Is that chiller you just purchased ready for winter?
If you haven’t noticed, the COLD is coming. And if you’ve recently purchased or installed an outdoor packaged chiller, now is a great time to make sure you’ve done the necessary prep work to ensure a worry free, and freeze free winter season. Here are a few things to think about before the real cold comes.
- Is everything in the system completely installed, including the piping, pumps, controls and safeties? Is the chilled water piping wrapped with heater cable and insulated? Has the electrical been connected and the chiller and pumps started up? If you can check-off this first step, then we are headed in the right direction. If not, there is still time!
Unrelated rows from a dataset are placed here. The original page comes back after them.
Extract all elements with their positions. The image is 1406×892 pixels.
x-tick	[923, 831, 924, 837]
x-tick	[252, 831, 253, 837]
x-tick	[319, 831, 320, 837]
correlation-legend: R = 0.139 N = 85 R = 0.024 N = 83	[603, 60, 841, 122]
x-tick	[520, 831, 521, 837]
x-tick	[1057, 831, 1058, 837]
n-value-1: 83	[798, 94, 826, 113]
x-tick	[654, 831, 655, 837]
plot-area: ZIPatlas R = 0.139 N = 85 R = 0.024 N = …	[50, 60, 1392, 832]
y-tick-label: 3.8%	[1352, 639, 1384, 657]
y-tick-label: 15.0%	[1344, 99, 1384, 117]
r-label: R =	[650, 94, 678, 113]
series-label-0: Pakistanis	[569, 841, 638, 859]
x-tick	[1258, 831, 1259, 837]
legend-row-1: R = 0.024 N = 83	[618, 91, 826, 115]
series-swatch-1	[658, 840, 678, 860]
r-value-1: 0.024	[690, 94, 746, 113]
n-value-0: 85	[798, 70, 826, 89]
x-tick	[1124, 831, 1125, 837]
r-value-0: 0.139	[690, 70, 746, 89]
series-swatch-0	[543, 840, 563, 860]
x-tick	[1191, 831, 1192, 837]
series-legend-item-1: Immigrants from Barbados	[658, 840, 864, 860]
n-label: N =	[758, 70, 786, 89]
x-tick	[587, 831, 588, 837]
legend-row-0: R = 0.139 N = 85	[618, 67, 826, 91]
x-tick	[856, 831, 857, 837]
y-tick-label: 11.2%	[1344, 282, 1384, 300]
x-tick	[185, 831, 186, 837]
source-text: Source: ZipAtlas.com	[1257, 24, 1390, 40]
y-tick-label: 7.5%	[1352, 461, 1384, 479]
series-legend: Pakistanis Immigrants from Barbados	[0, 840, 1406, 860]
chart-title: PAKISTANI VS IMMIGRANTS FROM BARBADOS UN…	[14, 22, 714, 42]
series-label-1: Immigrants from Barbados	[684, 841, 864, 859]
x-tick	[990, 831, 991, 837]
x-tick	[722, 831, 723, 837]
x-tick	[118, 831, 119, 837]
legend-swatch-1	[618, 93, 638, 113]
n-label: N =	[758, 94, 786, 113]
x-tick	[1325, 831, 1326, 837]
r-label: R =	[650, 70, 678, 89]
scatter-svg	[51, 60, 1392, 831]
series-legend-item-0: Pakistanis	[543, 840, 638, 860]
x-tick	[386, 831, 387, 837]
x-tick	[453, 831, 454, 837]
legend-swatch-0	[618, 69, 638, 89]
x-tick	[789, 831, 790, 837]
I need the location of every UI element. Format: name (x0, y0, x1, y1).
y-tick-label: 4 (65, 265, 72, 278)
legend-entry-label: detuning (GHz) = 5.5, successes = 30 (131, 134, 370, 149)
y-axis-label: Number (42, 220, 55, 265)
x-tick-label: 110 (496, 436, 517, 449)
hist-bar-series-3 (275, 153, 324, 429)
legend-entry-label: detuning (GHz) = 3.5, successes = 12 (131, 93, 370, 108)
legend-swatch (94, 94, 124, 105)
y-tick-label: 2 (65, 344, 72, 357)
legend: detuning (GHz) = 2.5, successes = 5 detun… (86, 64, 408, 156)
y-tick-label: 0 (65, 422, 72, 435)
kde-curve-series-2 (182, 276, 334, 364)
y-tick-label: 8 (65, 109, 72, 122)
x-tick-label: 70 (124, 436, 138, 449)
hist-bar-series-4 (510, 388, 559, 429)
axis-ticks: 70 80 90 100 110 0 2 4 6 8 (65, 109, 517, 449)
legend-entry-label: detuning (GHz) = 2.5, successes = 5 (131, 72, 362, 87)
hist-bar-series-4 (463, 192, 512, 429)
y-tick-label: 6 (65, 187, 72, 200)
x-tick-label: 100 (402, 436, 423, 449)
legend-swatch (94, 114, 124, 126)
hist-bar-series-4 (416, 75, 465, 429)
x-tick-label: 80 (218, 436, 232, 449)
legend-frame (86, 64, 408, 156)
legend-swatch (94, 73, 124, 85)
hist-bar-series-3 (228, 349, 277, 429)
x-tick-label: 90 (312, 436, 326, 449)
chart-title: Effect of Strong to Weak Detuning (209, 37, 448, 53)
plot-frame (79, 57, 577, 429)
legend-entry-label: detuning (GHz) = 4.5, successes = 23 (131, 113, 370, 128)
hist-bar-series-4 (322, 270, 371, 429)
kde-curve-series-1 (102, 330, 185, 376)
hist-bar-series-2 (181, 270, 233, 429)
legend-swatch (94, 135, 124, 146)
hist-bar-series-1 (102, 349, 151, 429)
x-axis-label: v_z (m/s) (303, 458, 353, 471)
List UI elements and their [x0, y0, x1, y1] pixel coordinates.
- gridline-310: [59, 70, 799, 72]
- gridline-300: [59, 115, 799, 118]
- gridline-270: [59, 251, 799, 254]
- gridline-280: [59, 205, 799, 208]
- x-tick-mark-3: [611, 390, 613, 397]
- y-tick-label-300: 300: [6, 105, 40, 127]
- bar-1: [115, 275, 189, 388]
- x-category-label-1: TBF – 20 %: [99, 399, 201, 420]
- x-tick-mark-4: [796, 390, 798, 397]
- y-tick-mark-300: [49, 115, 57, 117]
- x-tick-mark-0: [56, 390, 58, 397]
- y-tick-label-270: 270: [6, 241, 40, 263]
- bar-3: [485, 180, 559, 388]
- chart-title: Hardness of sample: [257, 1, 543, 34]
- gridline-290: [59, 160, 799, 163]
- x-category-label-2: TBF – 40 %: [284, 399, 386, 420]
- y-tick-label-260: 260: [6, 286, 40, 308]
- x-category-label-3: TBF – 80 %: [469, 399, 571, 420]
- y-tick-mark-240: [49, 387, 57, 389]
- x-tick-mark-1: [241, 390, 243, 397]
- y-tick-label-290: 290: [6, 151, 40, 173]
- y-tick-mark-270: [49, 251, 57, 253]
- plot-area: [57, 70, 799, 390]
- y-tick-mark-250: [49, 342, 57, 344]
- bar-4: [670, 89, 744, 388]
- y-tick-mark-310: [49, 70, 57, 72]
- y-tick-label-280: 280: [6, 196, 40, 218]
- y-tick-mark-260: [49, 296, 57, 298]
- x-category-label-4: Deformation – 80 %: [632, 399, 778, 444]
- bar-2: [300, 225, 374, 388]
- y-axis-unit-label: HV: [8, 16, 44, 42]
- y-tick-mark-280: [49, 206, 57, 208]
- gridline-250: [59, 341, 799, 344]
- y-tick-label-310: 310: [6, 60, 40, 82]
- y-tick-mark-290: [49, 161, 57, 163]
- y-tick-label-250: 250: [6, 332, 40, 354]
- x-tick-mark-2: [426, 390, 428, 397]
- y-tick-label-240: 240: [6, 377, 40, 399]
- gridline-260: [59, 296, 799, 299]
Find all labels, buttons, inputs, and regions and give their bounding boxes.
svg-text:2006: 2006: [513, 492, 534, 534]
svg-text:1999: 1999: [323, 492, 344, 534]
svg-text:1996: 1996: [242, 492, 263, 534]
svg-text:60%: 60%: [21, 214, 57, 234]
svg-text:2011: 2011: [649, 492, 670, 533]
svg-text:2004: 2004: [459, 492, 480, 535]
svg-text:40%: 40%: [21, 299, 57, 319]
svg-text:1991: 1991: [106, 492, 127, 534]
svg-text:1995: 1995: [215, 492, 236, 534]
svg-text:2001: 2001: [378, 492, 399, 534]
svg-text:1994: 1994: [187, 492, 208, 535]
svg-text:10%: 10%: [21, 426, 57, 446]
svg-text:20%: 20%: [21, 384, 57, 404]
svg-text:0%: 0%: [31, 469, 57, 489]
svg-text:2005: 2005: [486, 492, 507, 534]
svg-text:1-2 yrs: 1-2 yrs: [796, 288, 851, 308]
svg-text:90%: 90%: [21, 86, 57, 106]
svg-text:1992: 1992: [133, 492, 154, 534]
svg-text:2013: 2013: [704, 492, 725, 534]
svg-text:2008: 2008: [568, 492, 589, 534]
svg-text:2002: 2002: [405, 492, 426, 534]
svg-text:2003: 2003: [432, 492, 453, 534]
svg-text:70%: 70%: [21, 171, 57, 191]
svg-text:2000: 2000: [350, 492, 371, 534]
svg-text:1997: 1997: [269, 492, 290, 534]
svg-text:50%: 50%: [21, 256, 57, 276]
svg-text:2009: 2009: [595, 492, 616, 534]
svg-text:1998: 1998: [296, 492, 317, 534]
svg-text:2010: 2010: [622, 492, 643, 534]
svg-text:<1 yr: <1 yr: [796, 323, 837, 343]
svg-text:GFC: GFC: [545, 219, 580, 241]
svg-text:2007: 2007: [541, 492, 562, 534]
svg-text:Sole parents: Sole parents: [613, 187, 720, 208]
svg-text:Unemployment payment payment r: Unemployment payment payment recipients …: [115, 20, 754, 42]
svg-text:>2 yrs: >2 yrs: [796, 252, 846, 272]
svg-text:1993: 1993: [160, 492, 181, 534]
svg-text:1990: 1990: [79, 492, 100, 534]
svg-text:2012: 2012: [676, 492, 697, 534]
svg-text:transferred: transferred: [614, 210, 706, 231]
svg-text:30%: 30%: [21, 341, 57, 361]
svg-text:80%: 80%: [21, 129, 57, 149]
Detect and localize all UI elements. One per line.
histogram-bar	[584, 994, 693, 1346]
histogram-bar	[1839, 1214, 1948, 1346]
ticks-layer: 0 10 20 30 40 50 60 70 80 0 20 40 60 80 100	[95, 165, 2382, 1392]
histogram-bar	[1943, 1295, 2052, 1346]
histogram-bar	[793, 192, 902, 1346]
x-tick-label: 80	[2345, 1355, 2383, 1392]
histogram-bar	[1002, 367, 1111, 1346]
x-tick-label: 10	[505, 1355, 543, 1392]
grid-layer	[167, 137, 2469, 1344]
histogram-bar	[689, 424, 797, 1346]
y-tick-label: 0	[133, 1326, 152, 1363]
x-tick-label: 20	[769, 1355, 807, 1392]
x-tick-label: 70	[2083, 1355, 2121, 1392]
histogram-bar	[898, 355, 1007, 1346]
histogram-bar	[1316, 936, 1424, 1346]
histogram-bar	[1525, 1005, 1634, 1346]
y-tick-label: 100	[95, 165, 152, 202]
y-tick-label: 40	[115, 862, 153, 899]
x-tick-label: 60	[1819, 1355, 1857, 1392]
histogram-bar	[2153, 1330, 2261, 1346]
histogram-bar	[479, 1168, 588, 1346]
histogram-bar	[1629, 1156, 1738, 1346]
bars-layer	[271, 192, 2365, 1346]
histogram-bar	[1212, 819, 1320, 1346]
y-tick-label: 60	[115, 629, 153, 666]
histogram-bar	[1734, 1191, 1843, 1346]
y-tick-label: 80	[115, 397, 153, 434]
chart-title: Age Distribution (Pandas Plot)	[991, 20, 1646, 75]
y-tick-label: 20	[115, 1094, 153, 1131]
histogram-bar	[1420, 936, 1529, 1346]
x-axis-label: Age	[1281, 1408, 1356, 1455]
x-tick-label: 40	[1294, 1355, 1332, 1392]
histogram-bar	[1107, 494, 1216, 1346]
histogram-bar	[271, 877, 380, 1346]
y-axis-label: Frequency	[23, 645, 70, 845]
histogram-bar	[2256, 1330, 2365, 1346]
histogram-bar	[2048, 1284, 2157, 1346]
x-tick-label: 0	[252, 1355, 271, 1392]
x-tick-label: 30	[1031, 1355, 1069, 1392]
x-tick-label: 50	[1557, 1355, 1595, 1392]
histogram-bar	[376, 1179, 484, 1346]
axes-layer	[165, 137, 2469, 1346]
- Has the cooler evaporator heater been connected to its separate electrical service and checked for the correct applied voltage? Be very careful here; an under voltage condition will keep the heater OFF until full voltage is restored to the system.
- Once the chiller has been started up and in operation for a while, have you done a visual inspection of the cooler evaporator and water piping to check for cracks or leaks? Spotting and fixing a leak now, could save 10’s of thousands of dollars in repair costs later, especially if it is located in the evaporator.
- If you plan on using glycol (anti-freeze), make sure you choose the right type and proper mixture for your application and for adequate freeze protection. Once you’ve filled the system, double check the mixture to make sure it is correct. A specially calibrated refractometer is the most reliable and practical means of verifying this. If the system was designed with 100% water, be VERY careful if you are now using glycol. Depending on the mixture percentage, this can drastically reduce the capacity of your system AND pump flow rates.
- Do you have a backup plan for loss of power? If you choose to not use glycol, and will not be draining the system, you probably plan on running the pumps all winter to prevent a frozen evaporator or piping. But what happens if your chiller loses power?